Implementing CASL requirements
Canada's Anti-Spam Legislation (CASL) has been in effect for some time to ensure that businesses and individuals reduce the harmful effects of spam and related threats to electronic commerce. It included a private right to action deadline on July 1, 2017 (which was subsequently suspended), where businesses and individuals were vulnerable to expensive fines for violations. As such, an internal team was created to ensure that all Scotiabank's communications were compliant and to mitigate possible liability.
Implement the requirements of CASL compliance as interpreted by the internal team with minimal impact to existing properties while following these key design goals:
- Provide a clear and concise customer experience
- Reduce friction of marketing opt-in within existing properties
- Comply with CASL requirements as provided by the internal CASL team
Concerns with initial proposal
The initial proposal provided by the internal CASL team, while entirely compliant, offered the following challenges:
- Incentive is ambiguous - The current headline of "Join the millions of Canadians that receive valuable messages and rewards..." could be misinterpreted to include service messages.
- Overwhelming - The lengthy legal language and list of entities, along with the presentation of the scroll box may be visually and comprehensively overwhelming.
- Friction of choice - The available options "Ask me later" and "Yes, I want to receive messages from Scotiabank" are not entirely distinct choices, rather they may create momentary confusion which could create additional friction towards the primary task aside from the marketing message offer.
We focused our research on the requirements of CASL itself, the limitations as defined by the internal CASL team, and the needs of other designers in a variety of experiences that will be required to implement any solution. We presented our concerns with the initial proposal and worked with the internal CASL team to determine potential areas of improvements. After a couple of reviews with the internal CASL team and the legal team, we were able to narrow down our choices to two options for immediate execution.
- Use of contextual language as a value proposition
- Modify offer to meet different needs and experiences
- Use of approved consent language
- Consolidate consent language and list of entities
- Capture consent with a simple checkbox
- Default state creates minimal distraction
- Allows focus on the value proposition
- Optional use of contextual language and images
- Customers interested in the offer will trigger the expansion
- Customers who trigger the expansion will be more accepting to see the consent language and opt-in
Customer experience beyond compliance
While it's important to adhere to what is required of us, we need to look beyond those limits as interpreted by the internal CASL team in order to provide a better customer experience. Offering simplified language provides a level of transparency that builds trust with customers. Along with our extensive research with competitors, other industries, and examples provided by the CRTC, we're compelled to design idealized concepts that are more than just CASL compliant.
We've also taken into considerations a better experience by removing the scroll box entirely, especially in limited viewports like mobile experiences.

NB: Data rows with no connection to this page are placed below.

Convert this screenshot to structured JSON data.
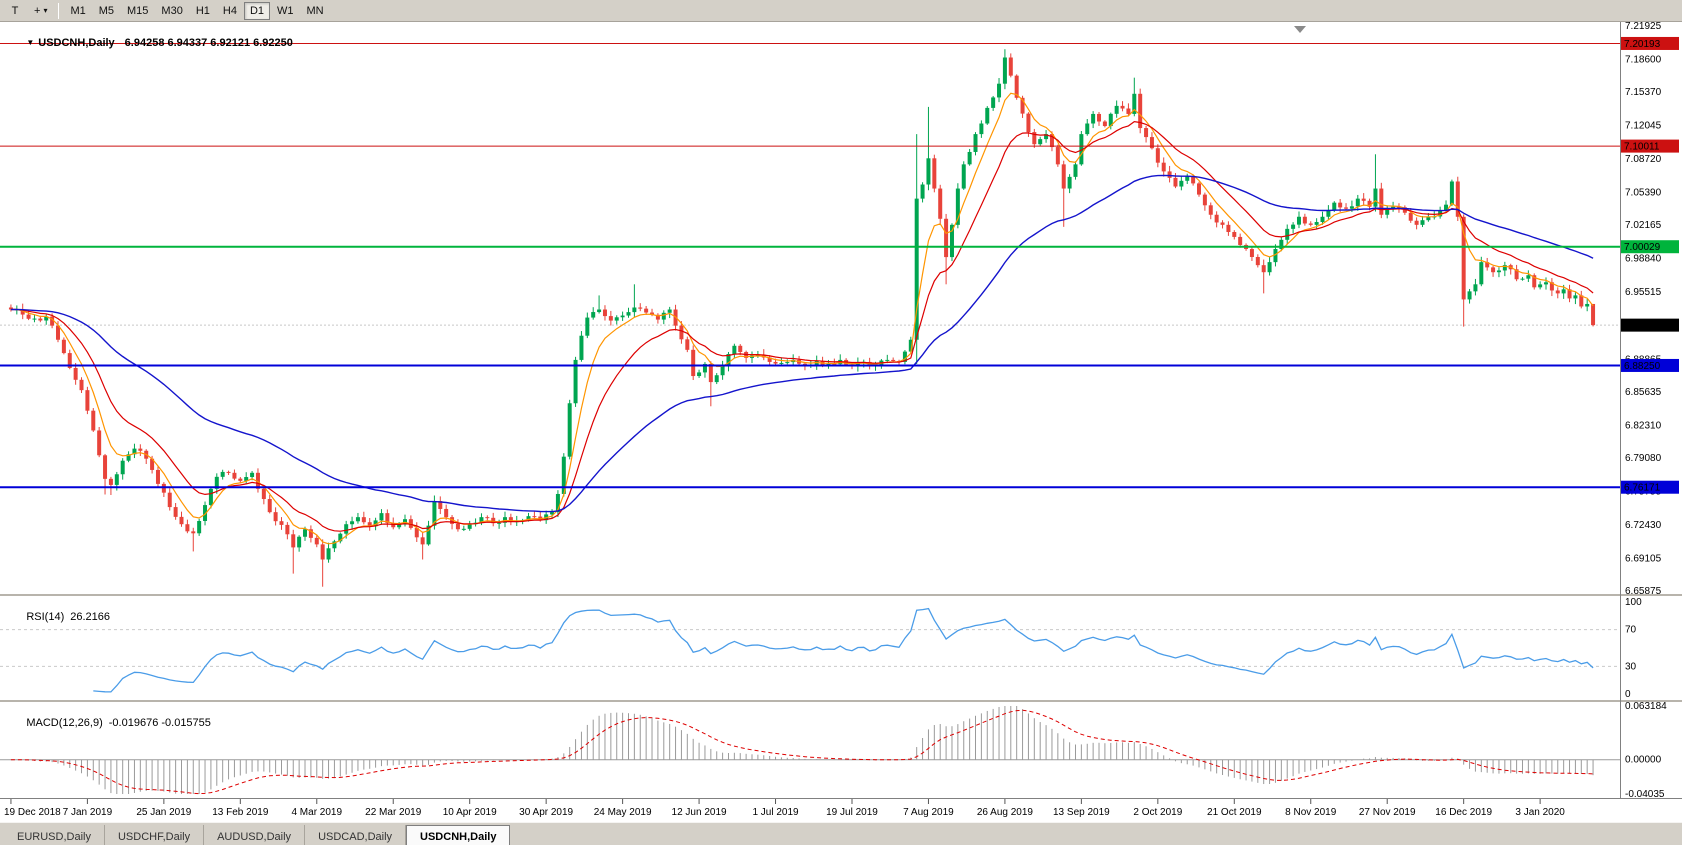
{
  "toolbar": {
    "tool_text": "T",
    "cursor_glyph": "+",
    "caret": "▾",
    "timeframes": [
      "M1",
      "M5",
      "M15",
      "M30",
      "H1",
      "H4",
      "D1",
      "W1",
      "MN"
    ],
    "active_timeframe": "D1"
  },
  "chart": {
    "collapse_icon": "▼",
    "title_symbol": "USDCNH,Daily",
    "title_ohlc": "6.94258 6.94337 6.92121 6.92250"
  },
  "rsi": {
    "title": "RSI(14)",
    "value": "26.2166",
    "axis_labels": [
      "100",
      "70",
      "30",
      "0"
    ],
    "levels": [
      70,
      30
    ]
  },
  "macd": {
    "title": "MACD(12,26,9)",
    "value": "-0.019676 -0.015755",
    "axis_labels": [
      "0.063184",
      "0.00000",
      "-0.04035"
    ]
  },
  "tabs": [
    {
      "label": "EURUSD,Daily",
      "active": false
    },
    {
      "label": "USDCHF,Daily",
      "active": false
    },
    {
      "label": "AUDUSD,Daily",
      "active": false
    },
    {
      "label": "USDCAD,Daily",
      "active": false
    },
    {
      "label": "USDCNH,Daily",
      "active": true
    }
  ],
  "chart_data": {
    "type": "candlestick",
    "symbol": "USDCNH",
    "period": "Daily",
    "bars_total": 270,
    "first_open": 6.94,
    "current_bar": {
      "open": 6.94258,
      "high": 6.94337,
      "low": 6.92121,
      "close": 6.9225
    },
    "y_axis": {
      "min": 6.65875,
      "max": 7.21925,
      "tick_labels": [
        "7.21925",
        "7.18600",
        "7.15370",
        "7.12045",
        "7.08720",
        "7.05390",
        "7.02165",
        "6.98840",
        "6.95515",
        "6.92190",
        "6.88865",
        "6.85635",
        "6.82310",
        "6.79080",
        "6.75755",
        "6.72430",
        "6.69105",
        "6.65875"
      ]
    },
    "x_ticks": {
      "labels": [
        "19 Dec 2018",
        "7 Jan 2019",
        "25 Jan 2019",
        "13 Feb 2019",
        "4 Mar 2019",
        "22 Mar 2019",
        "10 Apr 2019",
        "30 Apr 2019",
        "24 May 2019",
        "12 Jun 2019",
        "1 Jul 2019",
        "19 Jul 2019",
        "7 Aug 2019",
        "26 Aug 2019",
        "13 Sep 2019",
        "2 Oct 2019",
        "21 Oct 2019",
        "8 Nov 2019",
        "27 Nov 2019",
        "16 Dec 2019",
        "3 Jan 2020"
      ],
      "bar_indices": [
        0,
        13,
        26,
        39,
        52,
        65,
        78,
        91,
        104,
        117,
        130,
        143,
        156,
        169,
        182,
        195,
        208,
        221,
        234,
        247,
        260
      ]
    },
    "h_lines": [
      {
        "price": 7.20193,
        "label": "7.20193",
        "color": "#cc1111",
        "width": 1
      },
      {
        "price": 7.10011,
        "label": "7.10011",
        "color": "#cc1111",
        "width": 1
      },
      {
        "price": 7.00029,
        "label": "7.00029",
        "color": "#00b43c",
        "width": 2
      },
      {
        "price": 6.8825,
        "label": "6.88250",
        "color": "#0000d8",
        "width": 2
      },
      {
        "price": 6.76171,
        "label": "6.76171",
        "color": "#0000d8",
        "width": 2
      }
    ],
    "price_line": {
      "price": 6.9225,
      "label": "6.92250",
      "box_color": "#000000"
    },
    "colors": {
      "up": "#00a550",
      "down": "#e8433a",
      "ma_fast": "#ff9500",
      "ma_mid": "#dd0000",
      "ma_slow": "#1414cc",
      "rsi_line": "#4a9ce8",
      "macd_bars": "#9a9a9a",
      "macd_signal": "#dd0000"
    },
    "ma_periods": {
      "fast": 6,
      "mid": 14,
      "slow": 48
    },
    "anchors": [
      [
        0,
        6.938
      ],
      [
        2,
        6.933
      ],
      [
        4,
        6.929
      ],
      [
        6,
        6.931
      ],
      [
        8,
        6.908
      ],
      [
        10,
        6.88
      ],
      [
        12,
        6.858
      ],
      [
        14,
        6.818
      ],
      [
        16,
        6.77
      ],
      [
        17,
        6.764
      ],
      [
        19,
        6.788
      ],
      [
        21,
        6.8
      ],
      [
        23,
        6.79
      ],
      [
        25,
        6.765
      ],
      [
        27,
        6.742
      ],
      [
        29,
        6.725
      ],
      [
        31,
        6.716
      ],
      [
        33,
        6.744
      ],
      [
        35,
        6.772
      ],
      [
        37,
        6.776
      ],
      [
        39,
        6.768
      ],
      [
        41,
        6.776
      ],
      [
        43,
        6.75
      ],
      [
        45,
        6.728
      ],
      [
        47,
        6.715
      ],
      [
        48,
        6.702
      ],
      [
        50,
        6.72
      ],
      [
        52,
        6.705
      ],
      [
        53,
        6.69
      ],
      [
        55,
        6.708
      ],
      [
        57,
        6.725
      ],
      [
        59,
        6.732
      ],
      [
        61,
        6.723
      ],
      [
        63,
        6.736
      ],
      [
        65,
        6.722
      ],
      [
        67,
        6.73
      ],
      [
        69,
        6.712
      ],
      [
        70,
        6.705
      ],
      [
        72,
        6.748
      ],
      [
        74,
        6.732
      ],
      [
        76,
        6.72
      ],
      [
        78,
        6.725
      ],
      [
        80,
        6.732
      ],
      [
        82,
        6.726
      ],
      [
        84,
        6.732
      ],
      [
        86,
        6.728
      ],
      [
        88,
        6.733
      ],
      [
        90,
        6.729
      ],
      [
        92,
        6.737
      ],
      [
        93,
        6.755
      ],
      [
        94,
        6.792
      ],
      [
        95,
        6.845
      ],
      [
        96,
        6.888
      ],
      [
        97,
        6.912
      ],
      [
        98,
        6.93
      ],
      [
        100,
        6.938
      ],
      [
        102,
        6.927
      ],
      [
        104,
        6.932
      ],
      [
        106,
        6.94
      ],
      [
        108,
        6.935
      ],
      [
        110,
        6.928
      ],
      [
        112,
        6.938
      ],
      [
        113,
        6.922
      ],
      [
        115,
        6.898
      ],
      [
        116,
        6.872
      ],
      [
        118,
        6.884
      ],
      [
        119,
        6.866
      ],
      [
        121,
        6.882
      ],
      [
        123,
        6.902
      ],
      [
        125,
        6.89
      ],
      [
        127,
        6.893
      ],
      [
        129,
        6.886
      ],
      [
        131,
        6.885
      ],
      [
        133,
        6.888
      ],
      [
        135,
        6.883
      ],
      [
        137,
        6.887
      ],
      [
        139,
        6.884
      ],
      [
        141,
        6.888
      ],
      [
        143,
        6.882
      ],
      [
        145,
        6.886
      ],
      [
        147,
        6.883
      ],
      [
        149,
        6.888
      ],
      [
        151,
        6.886
      ],
      [
        153,
        6.908
      ],
      [
        154,
        7.048
      ],
      [
        155,
        7.062
      ],
      [
        156,
        7.088
      ],
      [
        157,
        7.058
      ],
      [
        158,
        7.028
      ],
      [
        159,
        6.99
      ],
      [
        160,
        7.022
      ],
      [
        161,
        7.058
      ],
      [
        162,
        7.082
      ],
      [
        164,
        7.112
      ],
      [
        166,
        7.138
      ],
      [
        168,
        7.162
      ],
      [
        169,
        7.188
      ],
      [
        170,
        7.17
      ],
      [
        171,
        7.148
      ],
      [
        173,
        7.114
      ],
      [
        174,
        7.102
      ],
      [
        176,
        7.112
      ],
      [
        178,
        7.082
      ],
      [
        179,
        7.058
      ],
      [
        181,
        7.082
      ],
      [
        182,
        7.112
      ],
      [
        184,
        7.132
      ],
      [
        186,
        7.12
      ],
      [
        188,
        7.14
      ],
      [
        190,
        7.132
      ],
      [
        191,
        7.152
      ],
      [
        192,
        7.118
      ],
      [
        194,
        7.098
      ],
      [
        196,
        7.075
      ],
      [
        198,
        7.06
      ],
      [
        200,
        7.07
      ],
      [
        202,
        7.052
      ],
      [
        204,
        7.032
      ],
      [
        206,
        7.022
      ],
      [
        208,
        7.01
      ],
      [
        210,
        6.998
      ],
      [
        212,
        6.982
      ],
      [
        213,
        6.975
      ],
      [
        215,
        6.998
      ],
      [
        217,
        7.018
      ],
      [
        219,
        7.03
      ],
      [
        221,
        7.022
      ],
      [
        223,
        7.03
      ],
      [
        225,
        7.044
      ],
      [
        227,
        7.038
      ],
      [
        229,
        7.048
      ],
      [
        231,
        7.04
      ],
      [
        232,
        7.058
      ],
      [
        233,
        7.032
      ],
      [
        235,
        7.04
      ],
      [
        237,
        7.034
      ],
      [
        239,
        7.022
      ],
      [
        241,
        7.03
      ],
      [
        243,
        7.036
      ],
      [
        244,
        7.042
      ],
      [
        245,
        7.065
      ],
      [
        246,
        7.03
      ],
      [
        247,
        6.948
      ],
      [
        248,
        6.956
      ],
      [
        249,
        6.963
      ],
      [
        250,
        6.985
      ],
      [
        252,
        6.975
      ],
      [
        254,
        6.982
      ],
      [
        256,
        6.968
      ],
      [
        258,
        6.972
      ],
      [
        259,
        6.96
      ],
      [
        261,
        6.965
      ],
      [
        263,
        6.954
      ],
      [
        264,
        6.958
      ],
      [
        265,
        6.949
      ],
      [
        266,
        6.952
      ],
      [
        267,
        6.941
      ],
      [
        268,
        6.9435
      ],
      [
        269,
        6.9225
      ]
    ],
    "wick_overrides": {
      "16": {
        "l": 6.7545
      },
      "17": {
        "l": 6.754
      },
      "31": {
        "l": 6.698
      },
      "48": {
        "l": 6.676
      },
      "53": {
        "l": 6.663
      },
      "70": {
        "l": 6.69
      },
      "100": {
        "h": 6.952
      },
      "106": {
        "h": 6.963
      },
      "119": {
        "l": 6.842
      },
      "154": {
        "h": 7.112,
        "l": 6.884
      },
      "156": {
        "h": 7.139
      },
      "159": {
        "l": 6.963
      },
      "169": {
        "h": 7.1962
      },
      "179": {
        "l": 7.02
      },
      "191": {
        "h": 7.168
      },
      "213": {
        "l": 6.954
      },
      "232": {
        "h": 7.092
      },
      "247": {
        "l": 6.921
      },
      "269": {
        "h": 6.9434,
        "l": 6.9212
      }
    }
  }
}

Focus management, tap area, and overall available viewing area are big factors in trying to keep the entire opt-in component as small as possible.

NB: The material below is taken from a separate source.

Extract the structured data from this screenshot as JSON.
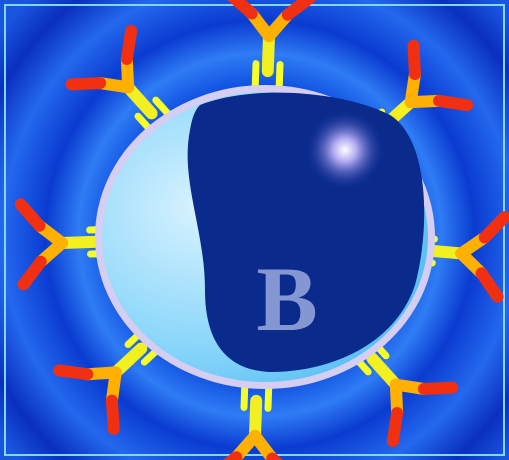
{
  "label": "B"
}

- Simple and concise language
- Optional use of contextual language and images
- Legal language and list of entities are available through a link
- Simplified interaction allows for flexible execution
Further consideration is given to other ways of getting customers to opt-in to marketing offers rather than creating potential confusion and loss of interest.
- Opt-in offer will appear next to the Scotia Rewards counter
- Visible if customer is enrolled into a Scotia Rewards program
- Modal window content will be customized:
- Customer didn't participate during promotional event
- Customer hasn't spent points in the past 4 months (potential signs of low engagement)
- Again, simplified interaction allows for flexible execution
While it would be easy to just do what you're told, as designers, we take it upon ourselves to be fierce advocates for the customer experience. Remember to give full consideration to the people who are using our digital products and make their lives easier, to offer them the benefits of their patronage rather than force business needs on them.
Ultimately, we're able to compromise with the requirements of the internal CASL team while pushing for a better customer experience. Two concepts are available for immediate execution and designers are able to choose from either option to meet their need.
Additionally, we proposed other concepts for future consideration. Used at the right time and place, it could be more effective at converting opt-in rates.